This study addresses the challenge in protein engineering where experimental data are often limited to sparse or localized mutations, hindering general sequence representations from effectively capturing functional signals. Using adeno-associated virus (AAV) capsids as a case study, the authors systematically evaluate pretrained protein language models—such as ProtBERT and ESM2—for predicting AAV vector viability.

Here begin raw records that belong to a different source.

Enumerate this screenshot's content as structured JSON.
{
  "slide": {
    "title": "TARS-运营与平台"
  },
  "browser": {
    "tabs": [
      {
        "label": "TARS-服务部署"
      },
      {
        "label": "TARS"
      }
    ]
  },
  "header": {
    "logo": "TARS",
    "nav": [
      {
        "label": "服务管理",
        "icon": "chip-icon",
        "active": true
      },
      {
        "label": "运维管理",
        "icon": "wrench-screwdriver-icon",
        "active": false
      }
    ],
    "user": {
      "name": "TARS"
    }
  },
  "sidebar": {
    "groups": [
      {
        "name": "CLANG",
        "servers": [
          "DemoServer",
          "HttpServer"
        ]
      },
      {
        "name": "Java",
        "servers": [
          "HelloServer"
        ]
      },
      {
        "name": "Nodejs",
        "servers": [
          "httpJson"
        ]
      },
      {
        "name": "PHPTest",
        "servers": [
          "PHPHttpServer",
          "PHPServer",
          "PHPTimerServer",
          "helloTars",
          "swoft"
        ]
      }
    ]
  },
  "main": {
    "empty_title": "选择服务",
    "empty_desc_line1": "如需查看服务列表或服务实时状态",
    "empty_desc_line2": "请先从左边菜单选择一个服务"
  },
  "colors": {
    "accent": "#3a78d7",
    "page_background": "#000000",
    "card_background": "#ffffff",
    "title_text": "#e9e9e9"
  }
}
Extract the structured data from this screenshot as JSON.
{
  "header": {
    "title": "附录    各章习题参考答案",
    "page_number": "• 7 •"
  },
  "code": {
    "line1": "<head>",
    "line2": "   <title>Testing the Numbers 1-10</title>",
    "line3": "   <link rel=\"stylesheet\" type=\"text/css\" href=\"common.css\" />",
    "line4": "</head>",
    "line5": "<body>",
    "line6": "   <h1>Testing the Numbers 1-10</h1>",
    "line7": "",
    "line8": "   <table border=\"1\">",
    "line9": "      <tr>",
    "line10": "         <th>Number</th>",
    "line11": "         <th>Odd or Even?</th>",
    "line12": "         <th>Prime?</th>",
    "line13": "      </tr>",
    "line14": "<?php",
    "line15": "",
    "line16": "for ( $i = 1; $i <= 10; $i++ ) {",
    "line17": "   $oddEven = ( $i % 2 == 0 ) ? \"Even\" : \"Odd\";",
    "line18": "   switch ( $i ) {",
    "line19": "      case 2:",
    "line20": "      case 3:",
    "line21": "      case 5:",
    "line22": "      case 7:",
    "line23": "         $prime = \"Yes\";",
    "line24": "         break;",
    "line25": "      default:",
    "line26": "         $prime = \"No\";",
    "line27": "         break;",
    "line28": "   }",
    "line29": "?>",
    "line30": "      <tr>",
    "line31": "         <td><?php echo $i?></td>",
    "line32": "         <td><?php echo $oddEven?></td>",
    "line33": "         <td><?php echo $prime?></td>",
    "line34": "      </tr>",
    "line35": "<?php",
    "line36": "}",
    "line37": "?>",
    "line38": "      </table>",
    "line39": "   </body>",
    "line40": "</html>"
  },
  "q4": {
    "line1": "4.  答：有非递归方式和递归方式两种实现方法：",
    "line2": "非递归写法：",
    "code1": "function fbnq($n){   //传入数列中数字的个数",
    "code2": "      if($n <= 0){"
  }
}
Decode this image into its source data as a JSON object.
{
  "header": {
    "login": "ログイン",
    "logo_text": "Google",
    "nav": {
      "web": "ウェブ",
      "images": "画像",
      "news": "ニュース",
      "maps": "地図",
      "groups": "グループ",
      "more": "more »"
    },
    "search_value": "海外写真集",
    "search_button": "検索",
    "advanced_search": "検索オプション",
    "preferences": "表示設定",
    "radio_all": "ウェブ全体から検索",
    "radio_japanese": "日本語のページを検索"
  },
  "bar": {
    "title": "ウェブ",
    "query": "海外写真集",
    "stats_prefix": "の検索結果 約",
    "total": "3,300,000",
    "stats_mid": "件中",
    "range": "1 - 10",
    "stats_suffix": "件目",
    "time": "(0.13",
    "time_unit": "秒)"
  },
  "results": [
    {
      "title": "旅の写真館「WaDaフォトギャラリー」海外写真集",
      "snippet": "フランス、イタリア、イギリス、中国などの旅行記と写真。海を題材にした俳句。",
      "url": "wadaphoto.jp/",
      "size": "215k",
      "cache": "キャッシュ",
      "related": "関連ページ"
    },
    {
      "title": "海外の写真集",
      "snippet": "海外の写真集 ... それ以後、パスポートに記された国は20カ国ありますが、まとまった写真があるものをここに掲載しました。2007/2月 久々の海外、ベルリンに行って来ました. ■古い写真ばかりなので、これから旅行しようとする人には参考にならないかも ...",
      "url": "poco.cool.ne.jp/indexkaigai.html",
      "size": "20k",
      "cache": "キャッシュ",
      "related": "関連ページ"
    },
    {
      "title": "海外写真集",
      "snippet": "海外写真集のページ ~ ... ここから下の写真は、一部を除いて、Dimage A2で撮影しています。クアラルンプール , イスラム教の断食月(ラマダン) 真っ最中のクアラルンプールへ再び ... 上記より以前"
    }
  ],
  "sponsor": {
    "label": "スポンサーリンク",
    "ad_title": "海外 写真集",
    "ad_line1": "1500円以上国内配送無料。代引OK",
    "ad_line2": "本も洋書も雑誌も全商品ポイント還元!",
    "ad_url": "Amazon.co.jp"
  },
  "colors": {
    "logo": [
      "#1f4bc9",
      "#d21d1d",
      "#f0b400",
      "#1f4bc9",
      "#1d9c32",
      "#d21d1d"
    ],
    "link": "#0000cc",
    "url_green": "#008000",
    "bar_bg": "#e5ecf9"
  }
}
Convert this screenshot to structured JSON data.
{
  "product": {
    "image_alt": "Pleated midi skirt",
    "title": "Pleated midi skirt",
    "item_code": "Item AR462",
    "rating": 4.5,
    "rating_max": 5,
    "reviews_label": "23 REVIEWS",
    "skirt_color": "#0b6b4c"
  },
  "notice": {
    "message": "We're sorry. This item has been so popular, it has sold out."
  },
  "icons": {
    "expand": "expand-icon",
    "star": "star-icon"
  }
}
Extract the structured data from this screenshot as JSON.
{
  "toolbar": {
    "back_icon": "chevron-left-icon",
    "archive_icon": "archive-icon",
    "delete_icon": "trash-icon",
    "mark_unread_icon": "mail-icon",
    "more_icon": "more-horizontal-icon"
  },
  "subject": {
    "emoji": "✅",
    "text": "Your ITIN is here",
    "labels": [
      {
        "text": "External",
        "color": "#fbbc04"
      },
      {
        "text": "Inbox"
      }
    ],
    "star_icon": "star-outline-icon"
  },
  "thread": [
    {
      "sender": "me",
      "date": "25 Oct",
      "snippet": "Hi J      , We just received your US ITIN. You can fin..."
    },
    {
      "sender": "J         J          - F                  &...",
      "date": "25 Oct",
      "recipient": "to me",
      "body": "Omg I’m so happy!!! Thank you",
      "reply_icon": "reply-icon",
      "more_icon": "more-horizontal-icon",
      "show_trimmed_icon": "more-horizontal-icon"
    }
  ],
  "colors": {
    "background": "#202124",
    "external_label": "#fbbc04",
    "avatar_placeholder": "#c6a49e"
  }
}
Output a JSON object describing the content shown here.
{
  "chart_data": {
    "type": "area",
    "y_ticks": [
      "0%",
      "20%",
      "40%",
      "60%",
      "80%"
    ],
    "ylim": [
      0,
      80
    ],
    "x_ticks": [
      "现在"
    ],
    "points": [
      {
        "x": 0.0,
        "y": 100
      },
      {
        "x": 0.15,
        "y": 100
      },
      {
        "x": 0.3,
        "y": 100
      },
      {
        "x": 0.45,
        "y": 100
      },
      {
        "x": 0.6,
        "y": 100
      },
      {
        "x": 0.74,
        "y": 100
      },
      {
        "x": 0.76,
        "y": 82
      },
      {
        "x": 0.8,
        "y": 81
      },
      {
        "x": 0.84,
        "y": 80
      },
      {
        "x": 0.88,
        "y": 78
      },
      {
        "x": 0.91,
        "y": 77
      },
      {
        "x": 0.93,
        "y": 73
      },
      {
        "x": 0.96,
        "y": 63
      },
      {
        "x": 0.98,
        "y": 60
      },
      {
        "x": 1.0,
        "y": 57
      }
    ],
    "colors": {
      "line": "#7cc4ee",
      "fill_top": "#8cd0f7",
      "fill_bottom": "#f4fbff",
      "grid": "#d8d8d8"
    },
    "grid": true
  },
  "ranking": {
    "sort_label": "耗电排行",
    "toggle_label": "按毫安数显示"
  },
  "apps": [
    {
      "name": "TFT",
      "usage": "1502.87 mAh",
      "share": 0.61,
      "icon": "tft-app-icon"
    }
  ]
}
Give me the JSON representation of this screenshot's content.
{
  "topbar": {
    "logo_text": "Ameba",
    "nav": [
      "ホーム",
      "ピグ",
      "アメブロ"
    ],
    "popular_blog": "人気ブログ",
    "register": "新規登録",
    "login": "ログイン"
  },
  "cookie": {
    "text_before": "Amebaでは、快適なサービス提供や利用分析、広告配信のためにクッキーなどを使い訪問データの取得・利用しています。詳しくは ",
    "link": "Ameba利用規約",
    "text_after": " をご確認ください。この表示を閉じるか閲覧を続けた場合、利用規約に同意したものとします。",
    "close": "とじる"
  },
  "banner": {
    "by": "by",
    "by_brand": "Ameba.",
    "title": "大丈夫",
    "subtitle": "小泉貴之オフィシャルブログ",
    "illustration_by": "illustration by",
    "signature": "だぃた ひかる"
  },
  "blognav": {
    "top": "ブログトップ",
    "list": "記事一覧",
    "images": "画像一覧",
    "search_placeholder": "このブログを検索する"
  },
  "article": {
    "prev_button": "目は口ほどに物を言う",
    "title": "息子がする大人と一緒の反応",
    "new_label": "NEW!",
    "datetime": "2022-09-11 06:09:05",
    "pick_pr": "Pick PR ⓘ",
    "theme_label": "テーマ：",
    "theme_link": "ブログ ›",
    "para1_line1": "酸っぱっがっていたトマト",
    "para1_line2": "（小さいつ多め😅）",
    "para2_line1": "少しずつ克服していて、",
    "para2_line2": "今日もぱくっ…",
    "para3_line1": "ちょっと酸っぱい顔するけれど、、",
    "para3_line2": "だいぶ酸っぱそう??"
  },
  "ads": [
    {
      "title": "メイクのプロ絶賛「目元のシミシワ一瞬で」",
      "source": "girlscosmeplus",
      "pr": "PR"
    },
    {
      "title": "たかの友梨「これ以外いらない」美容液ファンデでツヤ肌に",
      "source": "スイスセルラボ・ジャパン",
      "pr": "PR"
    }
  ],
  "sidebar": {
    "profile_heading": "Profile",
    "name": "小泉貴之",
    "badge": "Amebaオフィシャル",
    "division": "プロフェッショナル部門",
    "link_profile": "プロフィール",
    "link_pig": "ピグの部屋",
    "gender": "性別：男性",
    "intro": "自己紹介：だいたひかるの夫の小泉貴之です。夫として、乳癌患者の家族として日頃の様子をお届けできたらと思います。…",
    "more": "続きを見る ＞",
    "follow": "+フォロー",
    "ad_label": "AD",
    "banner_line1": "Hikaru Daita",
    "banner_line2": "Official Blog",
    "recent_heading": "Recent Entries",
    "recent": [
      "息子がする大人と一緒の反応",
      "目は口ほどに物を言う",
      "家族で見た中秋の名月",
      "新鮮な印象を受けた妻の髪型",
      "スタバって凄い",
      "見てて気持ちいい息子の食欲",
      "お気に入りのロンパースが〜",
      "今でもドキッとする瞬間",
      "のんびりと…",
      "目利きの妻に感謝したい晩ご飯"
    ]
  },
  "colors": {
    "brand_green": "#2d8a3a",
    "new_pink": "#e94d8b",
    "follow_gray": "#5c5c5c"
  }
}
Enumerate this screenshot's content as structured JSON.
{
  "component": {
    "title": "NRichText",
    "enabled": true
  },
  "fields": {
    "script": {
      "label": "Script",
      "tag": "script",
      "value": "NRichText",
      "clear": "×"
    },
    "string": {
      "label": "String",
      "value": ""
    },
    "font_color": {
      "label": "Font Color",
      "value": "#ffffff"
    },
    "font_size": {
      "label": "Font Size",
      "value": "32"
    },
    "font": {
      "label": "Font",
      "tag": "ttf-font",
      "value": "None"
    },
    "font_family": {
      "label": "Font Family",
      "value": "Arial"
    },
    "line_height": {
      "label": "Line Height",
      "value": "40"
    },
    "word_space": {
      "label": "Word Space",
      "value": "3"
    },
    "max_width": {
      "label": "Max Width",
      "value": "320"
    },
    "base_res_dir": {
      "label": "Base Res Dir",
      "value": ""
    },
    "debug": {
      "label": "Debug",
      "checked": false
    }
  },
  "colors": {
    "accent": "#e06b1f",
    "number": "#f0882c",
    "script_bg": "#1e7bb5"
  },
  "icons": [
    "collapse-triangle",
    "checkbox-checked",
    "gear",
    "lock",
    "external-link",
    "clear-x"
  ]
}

They compare amino acid–level and sequence-level embeddings under both supervised and unsupervised settings and investigate the impact of task-specific fine-tuning. The results show that, without fine-tuning, amino acid–level embeddings yield superior performance; however, after fine-tuning on the target task, sequence-level representations substantially outperform other approaches, achieving state-of-the-art results. This work underscores the critical role of fine-tuning in unlocking the full potential of pretrained models when working with localized mutational data.

Effective representations of protein sequences are widely recognized as a cornerstone of machine learning-based protein design. Yet, protein bioengineering poses unique challenges for sequence representation, as experimental datasets typically feature few mutations, which are either sparsely distributed across the entire sequence or densely concentrated within localized regions. This limits the ability of sequence-level representations to extract functionally meaningful signals. In addition, comprehensive comparative studies remain scarce, despite their crucial role in clarifying which representations best encode relevant information and ultimately support superior predictive performance. In this study, we systematically evaluate multiple ProtBERT and ESM2 embedding variants as sequence representations, using the adeno-associated virus capsid as a case study and prototypical example of bioengineering, where functional optimization is targeted through highly localized sequence variation within an otherwise large protein. Our results reveal that, prior to fine-tuning, amino acid-level embeddings outperform sequence-level representations in supervised predictive tasks, whereas the latter tend to be more effective in unsupervised settings. However, optimal performance is only achieved when embeddings are fine-tuned with task-specific labels, with sequence-level representations providing the best performance. Moreover, our findings indicate that the extent of sequence variation required to produce notable shifts in sequence representations exceeds what is typically explored in bioengineering studies, showing the need for fine-tuning in datasets characterized by sparse or highly localized mutations.